Issue 0010: Is the typedef to an incomplete type valid?

This issue has been automatically converted from the original issue lists and some formatting may not have been preserved.

Authors: Michael S. Ball, WG14
Date: 1992-12-10
Reference document: X3J11/90-044
Submitted against: C90
Status: Closed
Converted from: dr.htm, dr_010.html

Consider:

typedef int table[];        /* line 1 */

 table one = {1};        /* line 2 */

 table two = {1, 2};     /* line 3 */

First, is the typedef to an incomplete type legal? I can't find a prohibition in the standard. But an incomplete type is completed by a later definition, such as line 2, so what is the status of line 3?
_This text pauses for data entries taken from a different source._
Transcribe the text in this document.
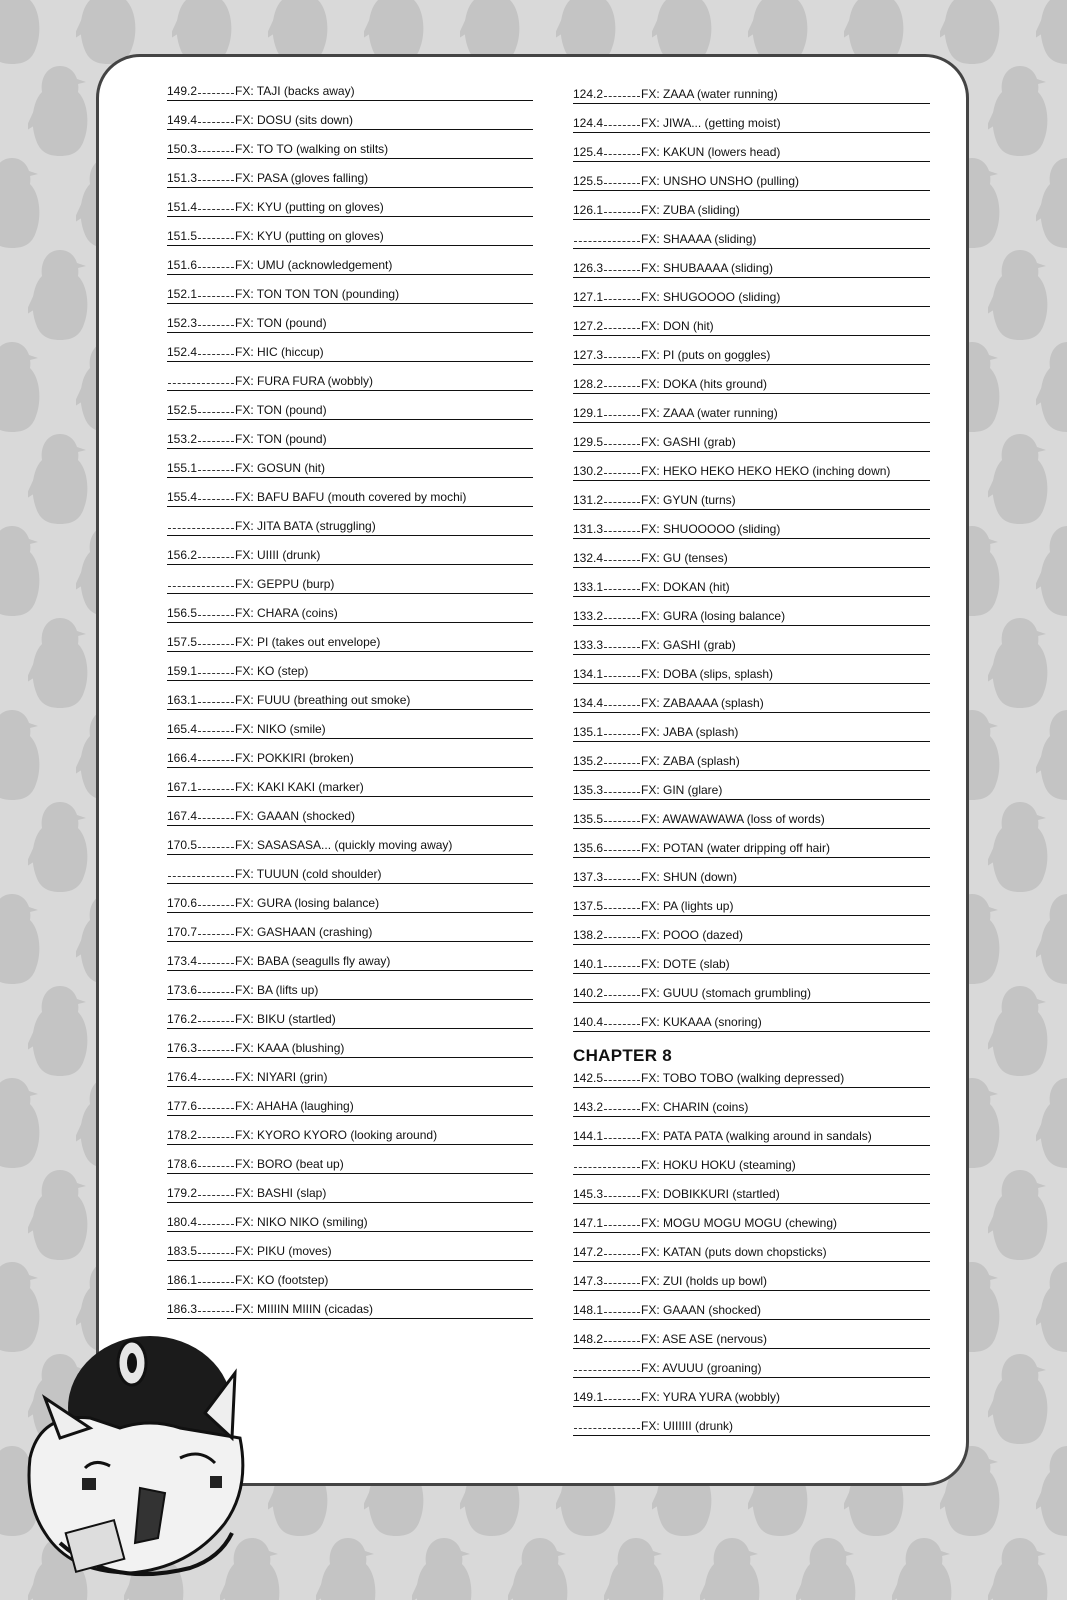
149.2	FX: TAJI (backs away)
149.4	FX: DOSU (sits down)
150.3	FX: TO TO (walking on stilts)
151.3	FX: PASA (gloves falling)
151.4	FX: KYU (putting on gloves)
151.5	FX: KYU (putting on gloves)
151.6	FX: UMU (acknowledgement)
152.1	FX: TON TON TON (pounding)
152.3	FX: TON (pound)
152.4	FX: HIC (hiccup)
FX: FURA FURA (wobbly)
152.5	FX: TON (pound)
153.2	FX: TON (pound)
155.1	FX: GOSUN (hit)
155.4	FX: BAFU BAFU (mouth covered by mochi)
FX: JITA BATA (struggling)
156.2	FX: UIIII (drunk)
FX: GEPPU (burp)
156.5	FX: CHARA (coins)
157.5	FX: PI (takes out envelope)
159.1	FX: KO (step)
163.1	FX: FUUU (breathing out smoke)
165.4	FX: NIKO (smile)
166.4	FX: POKKIRI (broken)
167.1	FX: KAKI KAKI (marker)
167.4	FX: GAAAN (shocked)
170.5	FX: SASASASA... (quickly moving away)
FX: TUUUN (cold shoulder)
170.6	FX: GURA (losing balance)
170.7	FX: GASHAAN (crashing)
173.4	FX: BABA (seagulls fly away)
173.6	FX: BA (lifts up)
176.2	FX: BIKU (startled)
176.3	FX: KAAA (blushing)
176.4	FX: NIYARI (grin)
177.6	FX: AHAHA (laughing)
178.2	FX: KYORO KYORO (looking around)
178.6	FX: BORO (beat up)
179.2	FX: BASHI (slap)
180.4	FX: NIKO NIKO (smiling)
183.5	FX: PIKU (moves)
186.1	FX: KO (footstep)
186.3	FX: MIIIIN MIIIN (cicadas)
124.2	FX: ZAAA (water running)
124.4	FX: JIWA... (getting moist)
125.4	FX: KAKUN (lowers head)
125.5	FX: UNSHO UNSHO (pulling)
126.1	FX: ZUBA (sliding)
FX: SHAAAA (sliding)
126.3	FX: SHUBAAAA (sliding)
127.1	FX: SHUGOOOO (sliding)
127.2	FX: DON (hit)
127.3	FX: PI (puts on goggles)
128.2	FX: DOKA (hits ground)
129.1	FX: ZAAA (water running)
129.5	FX: GASHI (grab)
130.2	FX: HEKO HEKO HEKO HEKO (inching down)
131.2	FX: GYUN (turns)
131.3	FX: SHUOOOOO (sliding)
132.4	FX: GU (tenses)
133.1	FX: DOKAN (hit)
133.2	FX: GURA (losing balance)
133.3	FX: GASHI (grab)
134.1	FX: DOBA (slips, splash)
134.4	FX: ZABAAAA (splash)
135.1	FX: JABA (splash)
135.2	FX: ZABA (splash)
135.3	FX: GIN (glare)
135.5	FX: AWAWAWAWA (loss of words)
135.6	FX: POTAN (water dripping off hair)
137.3	FX: SHUN (down)
137.5	FX: PA (lights up)
138.2	FX: POOO (dazed)
140.1	FX: DOTE (slab)
140.2	FX: GUUU (stomach grumbling)
140.4	FX: KUKAAA (snoring)
CHAPTER 8
142.5	FX: TOBO TOBO (walking depressed)
143.2	FX: CHARIN (coins)
144.1	FX: PATA PATA (walking around in sandals)
FX: HOKU HOKU (steaming)
145.3	FX: DOBIKKURI (startled)
147.1	FX: MOGU MOGU MOGU (chewing)
147.2	FX: KATAN (puts down chopsticks)
147.3	FX: ZUI (holds up bowl)
148.1	FX: GAAAN (shocked)
148.2	FX: ASE ASE (nervous)
FX: AVUUU (groaning)
149.1	FX: YURA YURA (wobbly)
FX: UIIIIII (drunk)
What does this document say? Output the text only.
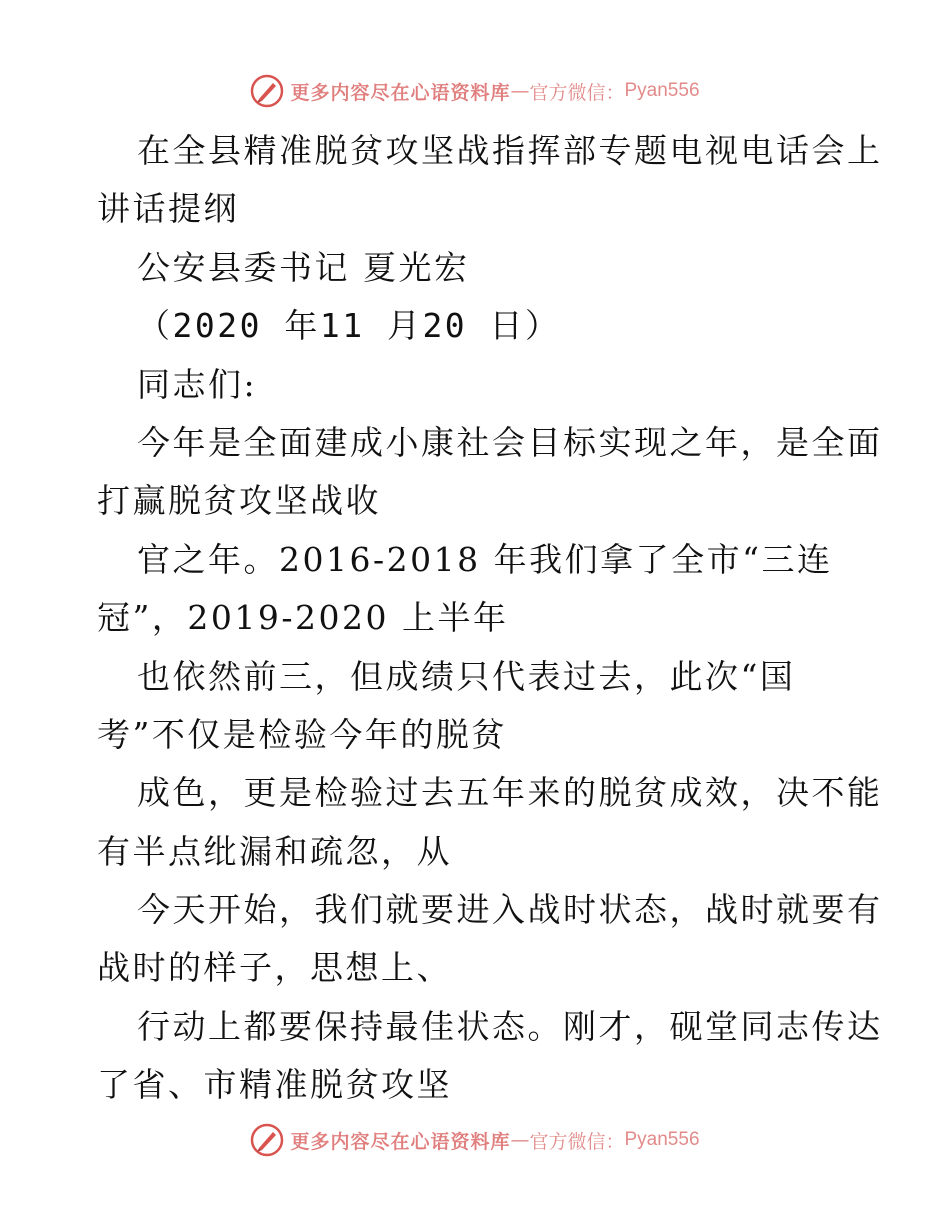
更多内容尽在心语资料库 — 官方微信： Pyan556
在全县精准脱贫攻坚战指挥部专题电视电话会上
讲话提纲
公安县委书记 夏光宏
（2020 年11 月20 日）
同志们:
今年是全面建成小康社会目标实现之年，是全面
打赢脱贫攻坚战收
官之年。2016-2018 年我们拿了全市“三连
冠”，2019-2020 上半年
也依然前三，但成绩只代表过去，此次“国
考”不仅是检验今年的脱贫
成色，更是检验过去五年来的脱贫成效，决不能
有半点纰漏和疏忽，从
今天开始，我们就要进入战时状态，战时就要有
战时的样子，思想上、
行动上都要保持最佳状态。刚才，砚堂同志传达
了省、市精准脱贫攻坚
更多内容尽在心语资料库 — 官方微信： Pyan556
The type, of which table is only a synonym, can't be completed by line 2 if it is to be used in line 3. And what is sizeof(table)? What old C compilers seem to do is treat the typedef as some sort of textual equivalent, which is clearly wrong.


Comment from WG14 on 1997-09-23:

Response

A typedef of an incomplete type is permitted.

Regarding objects one and two, refer to the standard subclause 6.1.2.5, page 24, lines 8-9: “An array of unknown size is an incomplete type. It is completed, for an identifier of that type, by specifying the size in a later declaration ...” [emphasis added]. The types of objects one and two are completed but the type table itself is never completed. Hence, sizeof(table) is not permitted.

An example very similar to that submitted is shown in example 6, subclause 6.5.7 on page 74, lines 16-23.